Bulgarian MPs pass constitutional amendments on judicial reforms at first reading

Bulgaria’s Parliament passed at first reading on September 23 constitutional amendments on judicial reforms with 184 votes, which means the bill can be fast-tracked through the National Assembly.

Under Bulgarian law, 180 votes are needed for constitutional amendments, but should bill receive 160 votes at first reading, it can be put to vote again three months later, at which point, the required majority to pass would be 160 MPs.

Even with one of the two main opposition parties in Parliament, the Movement for Rights and Freedoms (MRF), agreeing to support the amendments in exchange for some changes – which, critics say, would weaken the impact of reform – it was not certain that the bill will receive the support of 180 MPs (out of 240 in the National Assembly). The only votes against the amendments came from the opposition Bulgarian Socialist Party.

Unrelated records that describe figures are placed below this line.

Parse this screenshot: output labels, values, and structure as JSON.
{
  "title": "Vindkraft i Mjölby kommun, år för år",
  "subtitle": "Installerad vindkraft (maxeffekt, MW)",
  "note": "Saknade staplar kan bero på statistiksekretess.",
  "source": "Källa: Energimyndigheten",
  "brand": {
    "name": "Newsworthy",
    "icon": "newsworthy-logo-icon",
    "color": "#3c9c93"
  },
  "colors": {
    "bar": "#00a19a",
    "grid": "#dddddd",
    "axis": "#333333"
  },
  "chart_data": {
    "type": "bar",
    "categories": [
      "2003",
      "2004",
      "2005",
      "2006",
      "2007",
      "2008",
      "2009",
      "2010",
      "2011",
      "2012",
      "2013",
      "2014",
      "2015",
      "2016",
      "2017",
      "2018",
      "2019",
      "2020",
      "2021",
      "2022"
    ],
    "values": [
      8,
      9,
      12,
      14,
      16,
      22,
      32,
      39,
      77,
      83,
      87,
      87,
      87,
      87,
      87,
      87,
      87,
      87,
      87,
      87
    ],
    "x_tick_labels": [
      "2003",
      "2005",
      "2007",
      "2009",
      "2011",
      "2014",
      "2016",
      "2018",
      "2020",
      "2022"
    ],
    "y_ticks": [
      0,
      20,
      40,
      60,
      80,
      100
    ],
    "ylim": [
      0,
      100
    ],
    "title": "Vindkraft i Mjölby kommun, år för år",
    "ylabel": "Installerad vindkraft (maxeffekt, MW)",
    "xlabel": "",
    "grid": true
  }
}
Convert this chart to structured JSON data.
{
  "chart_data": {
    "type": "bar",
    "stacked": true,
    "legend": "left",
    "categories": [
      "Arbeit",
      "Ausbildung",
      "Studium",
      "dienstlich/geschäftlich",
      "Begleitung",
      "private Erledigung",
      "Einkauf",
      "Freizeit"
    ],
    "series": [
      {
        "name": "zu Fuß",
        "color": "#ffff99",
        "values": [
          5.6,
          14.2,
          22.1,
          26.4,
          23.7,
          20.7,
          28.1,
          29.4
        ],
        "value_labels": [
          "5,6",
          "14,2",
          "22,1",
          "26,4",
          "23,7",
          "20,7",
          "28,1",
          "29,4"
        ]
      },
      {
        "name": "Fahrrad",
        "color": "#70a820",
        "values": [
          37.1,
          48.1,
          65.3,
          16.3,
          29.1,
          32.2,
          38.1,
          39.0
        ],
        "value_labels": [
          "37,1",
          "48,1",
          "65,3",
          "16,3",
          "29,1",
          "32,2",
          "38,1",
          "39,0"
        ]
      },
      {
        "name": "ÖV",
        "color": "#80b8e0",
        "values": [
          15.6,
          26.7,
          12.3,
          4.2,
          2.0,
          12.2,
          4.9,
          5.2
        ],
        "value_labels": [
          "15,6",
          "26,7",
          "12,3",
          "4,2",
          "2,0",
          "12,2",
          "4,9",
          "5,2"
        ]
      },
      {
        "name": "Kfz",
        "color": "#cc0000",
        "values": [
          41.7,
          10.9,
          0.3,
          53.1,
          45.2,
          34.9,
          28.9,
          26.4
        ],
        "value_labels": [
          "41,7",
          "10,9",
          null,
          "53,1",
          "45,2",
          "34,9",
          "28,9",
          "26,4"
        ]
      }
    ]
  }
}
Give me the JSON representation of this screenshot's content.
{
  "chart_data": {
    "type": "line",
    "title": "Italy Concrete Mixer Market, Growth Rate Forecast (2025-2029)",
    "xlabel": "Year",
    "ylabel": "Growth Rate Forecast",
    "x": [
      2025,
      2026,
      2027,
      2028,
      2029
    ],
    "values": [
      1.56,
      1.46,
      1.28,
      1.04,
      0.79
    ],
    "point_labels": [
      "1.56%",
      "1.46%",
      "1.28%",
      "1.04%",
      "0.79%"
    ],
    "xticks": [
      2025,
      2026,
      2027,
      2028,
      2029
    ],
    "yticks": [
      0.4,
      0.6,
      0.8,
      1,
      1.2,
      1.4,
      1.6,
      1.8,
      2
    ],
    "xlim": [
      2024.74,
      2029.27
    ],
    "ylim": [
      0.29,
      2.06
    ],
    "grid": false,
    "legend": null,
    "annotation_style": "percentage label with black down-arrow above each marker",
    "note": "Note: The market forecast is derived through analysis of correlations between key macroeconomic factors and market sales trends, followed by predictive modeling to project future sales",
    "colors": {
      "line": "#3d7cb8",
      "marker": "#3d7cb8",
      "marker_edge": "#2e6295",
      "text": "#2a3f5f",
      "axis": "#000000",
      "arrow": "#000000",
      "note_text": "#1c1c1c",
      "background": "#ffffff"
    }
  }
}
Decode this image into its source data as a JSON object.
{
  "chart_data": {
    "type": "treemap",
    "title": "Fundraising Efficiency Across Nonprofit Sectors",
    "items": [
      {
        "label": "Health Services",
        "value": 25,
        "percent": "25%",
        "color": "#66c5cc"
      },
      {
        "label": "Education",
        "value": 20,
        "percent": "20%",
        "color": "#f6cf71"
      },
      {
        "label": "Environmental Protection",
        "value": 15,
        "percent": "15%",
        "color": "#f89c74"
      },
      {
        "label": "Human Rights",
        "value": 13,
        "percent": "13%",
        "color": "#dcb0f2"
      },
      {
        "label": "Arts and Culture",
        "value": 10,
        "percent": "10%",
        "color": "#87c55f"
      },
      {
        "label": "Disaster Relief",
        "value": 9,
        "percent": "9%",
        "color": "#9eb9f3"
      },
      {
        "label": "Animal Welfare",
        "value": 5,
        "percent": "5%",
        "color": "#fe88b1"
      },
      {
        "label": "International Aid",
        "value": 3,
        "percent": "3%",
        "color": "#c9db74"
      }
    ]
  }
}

With socialist splinter ABC providing just one vote in support, while eight other ABC MPs abstained, the key votes that ensured that the bill reached the three-quarters majority came from ultra-nationalist Ataka. The turn of events was surprising as Ataka is one of the current government’s harshest critics on a number of issues.

Ataka MP Yavor Notev said after the vote, as quoted by broadcaster Darik Radio, that the party remained opposed to the amendments as “lacking substance” but opted to support them because otherwise it would have only “delayed the agony” and the bill would have further cluttered Parliament’s agenda.

The key provisions of the bill is the sub-division of the Supreme Judiciary Council (SJC) into colleges of judges and prosecutors, direct election of judiciary members of the SJC, and the Inspectorate receiving powers to inspect the properties of members of the bench and to monitor conflicts of interest. However, the old quotas for arriving at the composition of the SJC, split between those from judges, prosecutors and political appointments, will remain unchanged.

Those quotas could be changed before the bill goes to the House at second reading, with the MRF and ABC insisting on redistribution of appointment quotas for the prosecutors college in the SJC. As it stands, of the 12 members of the prosecutors college, the prosecutor-general is a member ex officio, with six members to be elected by Parliament, four by the general meeting of prosecutors and one by the general meeting of investigative magistrates (which, in Bulgaria’s judicial system, have a lower standing and fewer powers than prosecutors).